Tuesday, June 20, 2006

Yet another...

What a week.

I discovered a few things about life this week. Nothing is ever certain unless it is on paper... and even then, things can still change. It was a difficult lesson to learn, but I suppose everything happens for a reason.

My nephew is now living with his dad. In many ways, I feel like I at least accomplished something this year. I know that if my mother had been well, there is no way she would have let my nephew go back to my brother... but its just not right. I believe everything happens for a reason. And the fact that my mother got sick is very sad, but it was also something that aided this situation. All in all, I think he will be most successful in this new environment living with his dad. I'm going to miss him terribly.

This past year, I have learned that things aren't always what they seem.
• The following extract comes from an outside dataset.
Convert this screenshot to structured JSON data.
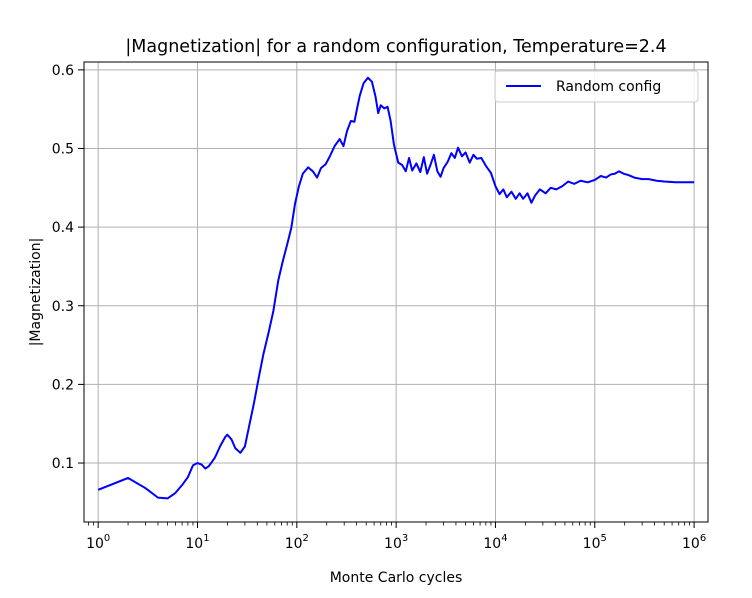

For example, I use to always take my mother's side in various things that have to do with family/life... well, I've been wrong. Her expectations of everyone but herself are way to high. So nothing is ever good enough. Her children will never been good enough. Her friends will never be good enough. So we all just do what we can to live our own lives and not be affected by her criticism and negativity.

So whats next in the crazy life?


I have NO clue.



ANother thing...

I've been having these visions. I will think of an event and not long after it goes through my thoughts, it happens. This has happened NUMEROUS times. The first time I was in church and I had this vision that an EMTs and Firemen would come through a specific door of the church with a gurny (sp?). Mind you, there are about four different entrances into that church. About 20 minutes later, it happens... that exact door with the same people. I about fainted in church. Another time, I was sitting in church and I got this vision of my nephew throwing up in church. About 25 minutes after that, he started to gag and make these noises... sounds nasty I know, but I reacted immediately and prevented the situation from happening... at least in church. Then, Saturday night I had another vision that I wouldn't be able to find Bradford... that he would run off in the mall and I would be panicked. Two hours later, it happened.... maybe for only 1 minute, but my god, it was the worst fucking minute in the world.

Life is scary sometimes. But I know that everything will eventually turn out... whether or not it will turn out as I'd like it, is another question.